CVE-2013-6453 (http://nvd.nist.gov/nvd.cfm?cvename=CVE-2013-6453):
  MediaWiki before 1.19.10, 1.2x before 1.21.4, and 1.22.x before 1.22.1 does
  not properly sanitize SVG files, which allows remote attackers to have
  unspecified impact via invalid XML.

CVE-2013-6452 (http://nvd.nist.gov/nvd.cfm?cvename=CVE-2013-6452):
  Cross-site scripting (XSS) vulnerability in MediaWiki before 1.19.10, 1.2x
  before 1.21.4, and 1.22.x before 1.22.1 allows remote attackers to inject
  arbitrary web script or HTML via crafted XSL in an SVG file.

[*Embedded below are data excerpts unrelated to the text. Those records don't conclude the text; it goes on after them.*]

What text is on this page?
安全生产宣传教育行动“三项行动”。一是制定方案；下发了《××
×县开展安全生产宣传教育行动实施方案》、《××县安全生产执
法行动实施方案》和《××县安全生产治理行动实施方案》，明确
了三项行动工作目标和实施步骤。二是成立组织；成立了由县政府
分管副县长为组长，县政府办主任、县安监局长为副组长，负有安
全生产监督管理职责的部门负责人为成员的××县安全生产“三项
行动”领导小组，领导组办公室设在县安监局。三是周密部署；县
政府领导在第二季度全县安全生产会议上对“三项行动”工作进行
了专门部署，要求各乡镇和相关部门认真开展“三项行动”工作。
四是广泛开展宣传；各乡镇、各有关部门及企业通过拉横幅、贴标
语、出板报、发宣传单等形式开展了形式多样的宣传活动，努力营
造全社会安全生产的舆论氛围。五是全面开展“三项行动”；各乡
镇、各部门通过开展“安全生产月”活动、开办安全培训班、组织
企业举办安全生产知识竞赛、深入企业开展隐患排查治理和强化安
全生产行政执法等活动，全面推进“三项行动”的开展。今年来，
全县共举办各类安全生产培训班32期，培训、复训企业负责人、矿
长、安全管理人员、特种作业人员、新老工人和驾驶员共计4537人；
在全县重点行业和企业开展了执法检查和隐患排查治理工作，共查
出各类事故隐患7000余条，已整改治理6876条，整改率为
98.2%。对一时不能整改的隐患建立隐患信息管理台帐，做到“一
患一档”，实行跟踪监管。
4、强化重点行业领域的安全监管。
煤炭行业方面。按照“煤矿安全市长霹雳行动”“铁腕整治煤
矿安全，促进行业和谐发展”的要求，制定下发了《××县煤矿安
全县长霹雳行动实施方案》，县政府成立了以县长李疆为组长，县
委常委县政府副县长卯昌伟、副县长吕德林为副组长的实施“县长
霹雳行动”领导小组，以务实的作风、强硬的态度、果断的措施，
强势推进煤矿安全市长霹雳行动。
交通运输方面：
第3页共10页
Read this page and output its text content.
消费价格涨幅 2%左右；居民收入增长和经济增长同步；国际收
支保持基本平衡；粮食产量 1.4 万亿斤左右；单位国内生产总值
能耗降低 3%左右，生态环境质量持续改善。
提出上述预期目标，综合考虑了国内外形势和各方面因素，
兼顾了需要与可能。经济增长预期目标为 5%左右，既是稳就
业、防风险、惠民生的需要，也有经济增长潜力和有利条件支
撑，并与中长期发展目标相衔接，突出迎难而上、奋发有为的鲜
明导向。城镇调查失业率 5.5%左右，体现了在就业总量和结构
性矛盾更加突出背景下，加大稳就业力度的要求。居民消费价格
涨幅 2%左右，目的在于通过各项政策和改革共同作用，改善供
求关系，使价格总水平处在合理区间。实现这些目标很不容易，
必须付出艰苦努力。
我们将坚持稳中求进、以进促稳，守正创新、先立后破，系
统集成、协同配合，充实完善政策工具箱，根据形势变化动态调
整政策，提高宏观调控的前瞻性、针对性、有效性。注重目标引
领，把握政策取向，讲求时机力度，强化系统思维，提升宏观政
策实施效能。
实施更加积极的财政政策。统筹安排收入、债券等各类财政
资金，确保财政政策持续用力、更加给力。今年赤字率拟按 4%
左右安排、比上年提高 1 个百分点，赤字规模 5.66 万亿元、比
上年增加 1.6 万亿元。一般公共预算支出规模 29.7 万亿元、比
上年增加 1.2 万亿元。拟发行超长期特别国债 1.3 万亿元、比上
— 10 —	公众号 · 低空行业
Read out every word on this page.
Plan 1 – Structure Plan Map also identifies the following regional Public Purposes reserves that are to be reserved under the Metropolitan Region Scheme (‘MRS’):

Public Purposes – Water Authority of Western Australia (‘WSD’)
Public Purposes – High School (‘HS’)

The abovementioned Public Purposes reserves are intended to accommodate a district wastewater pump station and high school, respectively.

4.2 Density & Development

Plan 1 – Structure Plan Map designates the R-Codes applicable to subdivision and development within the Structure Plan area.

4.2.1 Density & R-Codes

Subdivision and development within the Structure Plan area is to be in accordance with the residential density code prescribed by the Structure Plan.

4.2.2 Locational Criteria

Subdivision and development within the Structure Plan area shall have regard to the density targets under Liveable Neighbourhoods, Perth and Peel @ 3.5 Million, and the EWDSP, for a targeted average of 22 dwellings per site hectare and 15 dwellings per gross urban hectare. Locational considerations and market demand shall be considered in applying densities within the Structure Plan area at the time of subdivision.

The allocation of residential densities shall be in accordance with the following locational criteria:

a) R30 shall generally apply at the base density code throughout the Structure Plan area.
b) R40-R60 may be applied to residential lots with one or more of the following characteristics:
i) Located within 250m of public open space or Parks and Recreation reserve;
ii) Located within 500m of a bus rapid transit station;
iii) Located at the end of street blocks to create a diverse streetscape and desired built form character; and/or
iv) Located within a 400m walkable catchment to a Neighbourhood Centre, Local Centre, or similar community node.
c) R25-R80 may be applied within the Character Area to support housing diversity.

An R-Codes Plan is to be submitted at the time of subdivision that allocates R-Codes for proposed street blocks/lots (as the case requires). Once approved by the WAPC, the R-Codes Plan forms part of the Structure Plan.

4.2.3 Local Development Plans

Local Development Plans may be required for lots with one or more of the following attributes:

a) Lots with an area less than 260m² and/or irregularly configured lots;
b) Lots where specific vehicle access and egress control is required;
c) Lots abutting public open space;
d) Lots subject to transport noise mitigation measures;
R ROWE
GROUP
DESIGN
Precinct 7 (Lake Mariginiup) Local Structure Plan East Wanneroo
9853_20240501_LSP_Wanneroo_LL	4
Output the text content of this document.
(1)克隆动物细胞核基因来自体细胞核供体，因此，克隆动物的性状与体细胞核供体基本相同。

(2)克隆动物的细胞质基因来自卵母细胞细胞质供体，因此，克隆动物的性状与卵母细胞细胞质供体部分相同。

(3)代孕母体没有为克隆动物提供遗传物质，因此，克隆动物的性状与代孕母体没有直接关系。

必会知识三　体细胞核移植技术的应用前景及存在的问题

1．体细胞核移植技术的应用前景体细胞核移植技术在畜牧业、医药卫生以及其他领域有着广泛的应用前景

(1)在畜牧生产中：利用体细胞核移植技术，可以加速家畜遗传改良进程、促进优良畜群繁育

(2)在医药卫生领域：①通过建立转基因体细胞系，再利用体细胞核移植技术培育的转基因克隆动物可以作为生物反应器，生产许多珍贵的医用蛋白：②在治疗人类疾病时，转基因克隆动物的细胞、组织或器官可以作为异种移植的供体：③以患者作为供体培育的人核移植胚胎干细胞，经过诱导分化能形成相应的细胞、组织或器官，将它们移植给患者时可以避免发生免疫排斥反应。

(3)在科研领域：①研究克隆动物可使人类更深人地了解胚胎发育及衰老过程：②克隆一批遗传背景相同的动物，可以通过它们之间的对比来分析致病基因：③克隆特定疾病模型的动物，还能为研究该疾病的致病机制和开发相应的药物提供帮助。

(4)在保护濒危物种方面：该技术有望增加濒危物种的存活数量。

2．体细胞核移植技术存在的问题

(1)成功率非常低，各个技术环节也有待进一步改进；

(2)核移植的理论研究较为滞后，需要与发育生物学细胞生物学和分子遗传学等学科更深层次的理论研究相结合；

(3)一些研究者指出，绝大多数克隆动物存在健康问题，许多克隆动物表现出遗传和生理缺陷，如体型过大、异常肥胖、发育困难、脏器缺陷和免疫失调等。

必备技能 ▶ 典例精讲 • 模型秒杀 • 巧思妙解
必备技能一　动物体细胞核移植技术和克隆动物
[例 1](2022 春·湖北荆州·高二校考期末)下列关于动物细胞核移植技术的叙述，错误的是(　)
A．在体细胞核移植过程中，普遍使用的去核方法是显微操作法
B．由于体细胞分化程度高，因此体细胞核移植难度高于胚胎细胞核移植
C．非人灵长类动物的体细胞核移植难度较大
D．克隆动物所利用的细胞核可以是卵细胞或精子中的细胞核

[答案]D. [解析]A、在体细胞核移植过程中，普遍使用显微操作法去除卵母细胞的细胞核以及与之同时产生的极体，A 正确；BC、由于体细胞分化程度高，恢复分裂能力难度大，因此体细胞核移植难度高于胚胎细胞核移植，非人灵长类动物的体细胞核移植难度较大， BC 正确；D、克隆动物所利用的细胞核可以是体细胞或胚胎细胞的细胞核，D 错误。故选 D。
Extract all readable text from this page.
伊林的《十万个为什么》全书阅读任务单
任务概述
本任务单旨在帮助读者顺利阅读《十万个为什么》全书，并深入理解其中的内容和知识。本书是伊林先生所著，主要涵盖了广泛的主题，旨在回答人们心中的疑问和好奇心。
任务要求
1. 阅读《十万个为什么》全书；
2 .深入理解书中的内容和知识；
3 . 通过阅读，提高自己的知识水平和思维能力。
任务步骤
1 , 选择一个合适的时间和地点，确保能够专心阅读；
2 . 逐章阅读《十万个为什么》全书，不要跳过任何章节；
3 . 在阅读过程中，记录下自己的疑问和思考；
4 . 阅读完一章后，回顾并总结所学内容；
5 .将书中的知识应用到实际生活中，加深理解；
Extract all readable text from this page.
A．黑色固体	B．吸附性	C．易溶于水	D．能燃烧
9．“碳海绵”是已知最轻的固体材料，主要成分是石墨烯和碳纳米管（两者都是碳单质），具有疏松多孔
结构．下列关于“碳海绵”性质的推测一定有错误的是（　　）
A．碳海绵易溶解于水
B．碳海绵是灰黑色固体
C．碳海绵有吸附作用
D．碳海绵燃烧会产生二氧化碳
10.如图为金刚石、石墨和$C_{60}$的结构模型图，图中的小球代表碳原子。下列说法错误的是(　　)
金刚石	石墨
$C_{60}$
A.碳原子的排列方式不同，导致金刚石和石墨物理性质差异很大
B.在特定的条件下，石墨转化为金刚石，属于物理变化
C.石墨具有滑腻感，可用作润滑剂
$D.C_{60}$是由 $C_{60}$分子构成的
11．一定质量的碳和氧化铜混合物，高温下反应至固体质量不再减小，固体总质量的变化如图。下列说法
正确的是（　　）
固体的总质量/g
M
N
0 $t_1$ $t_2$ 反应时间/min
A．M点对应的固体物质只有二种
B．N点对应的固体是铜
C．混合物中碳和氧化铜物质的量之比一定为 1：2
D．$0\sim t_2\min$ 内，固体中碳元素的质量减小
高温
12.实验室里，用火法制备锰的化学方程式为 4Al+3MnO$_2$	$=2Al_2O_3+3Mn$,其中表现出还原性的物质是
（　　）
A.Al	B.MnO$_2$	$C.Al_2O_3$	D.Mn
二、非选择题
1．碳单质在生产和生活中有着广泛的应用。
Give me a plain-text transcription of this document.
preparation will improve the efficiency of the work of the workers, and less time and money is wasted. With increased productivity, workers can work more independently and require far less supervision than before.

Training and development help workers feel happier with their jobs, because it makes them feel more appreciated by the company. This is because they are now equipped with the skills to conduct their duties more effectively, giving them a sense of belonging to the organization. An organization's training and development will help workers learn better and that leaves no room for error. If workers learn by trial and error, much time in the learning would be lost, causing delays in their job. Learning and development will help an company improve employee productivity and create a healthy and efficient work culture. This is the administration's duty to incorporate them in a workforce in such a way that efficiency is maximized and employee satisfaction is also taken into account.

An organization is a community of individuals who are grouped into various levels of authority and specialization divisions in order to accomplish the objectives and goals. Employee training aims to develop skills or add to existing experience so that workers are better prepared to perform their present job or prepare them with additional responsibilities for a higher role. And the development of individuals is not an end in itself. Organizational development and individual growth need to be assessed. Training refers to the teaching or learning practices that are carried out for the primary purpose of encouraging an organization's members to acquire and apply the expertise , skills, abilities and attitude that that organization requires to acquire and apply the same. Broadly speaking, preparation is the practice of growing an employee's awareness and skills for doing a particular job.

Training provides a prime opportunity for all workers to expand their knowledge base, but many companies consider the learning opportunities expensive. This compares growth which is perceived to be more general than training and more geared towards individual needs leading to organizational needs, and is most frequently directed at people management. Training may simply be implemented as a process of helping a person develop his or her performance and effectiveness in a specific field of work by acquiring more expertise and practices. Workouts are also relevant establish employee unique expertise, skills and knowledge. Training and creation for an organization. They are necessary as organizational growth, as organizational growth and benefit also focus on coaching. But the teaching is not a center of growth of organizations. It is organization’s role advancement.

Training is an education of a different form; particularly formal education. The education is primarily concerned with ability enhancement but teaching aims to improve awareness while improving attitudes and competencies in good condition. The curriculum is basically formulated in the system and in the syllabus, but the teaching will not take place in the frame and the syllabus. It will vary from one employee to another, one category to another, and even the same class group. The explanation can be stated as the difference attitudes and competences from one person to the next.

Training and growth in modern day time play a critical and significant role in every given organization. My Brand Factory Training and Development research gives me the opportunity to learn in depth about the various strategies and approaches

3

Comment 10 Yury German Gentoo Infrastructure

2014-06-16 04:37:29 UTC

Adding to existing GLSA request.

Comment 11 GLSAMaker/CVETool Bot gentoo-dev

2014-06-17 17:43:04 UTC

CVE-2013-6472 (http://nvd.nist.gov/nvd.cfm?cvename=CVE-2013-6472):
  MediaWiki before 1.19.10, 1.2x before 1.21.4, and 1.22.x before 1.22.1
  allows remote attackers to obtain information about deleted page via the (1)
  log API, (2) enhanced RecentChanges, and (3) user watchlists.

Comment 12 GLSAMaker/CVETool Bot gentoo-dev

2015-02-07 17:53:22 UTC

This issue was resolved and addressed in
 GLSA 201502-04 at http://security.gentoo.org/glsa/glsa-201502-04.xml
by GLSA coordinator Kristian Fiskerstrand (K_F).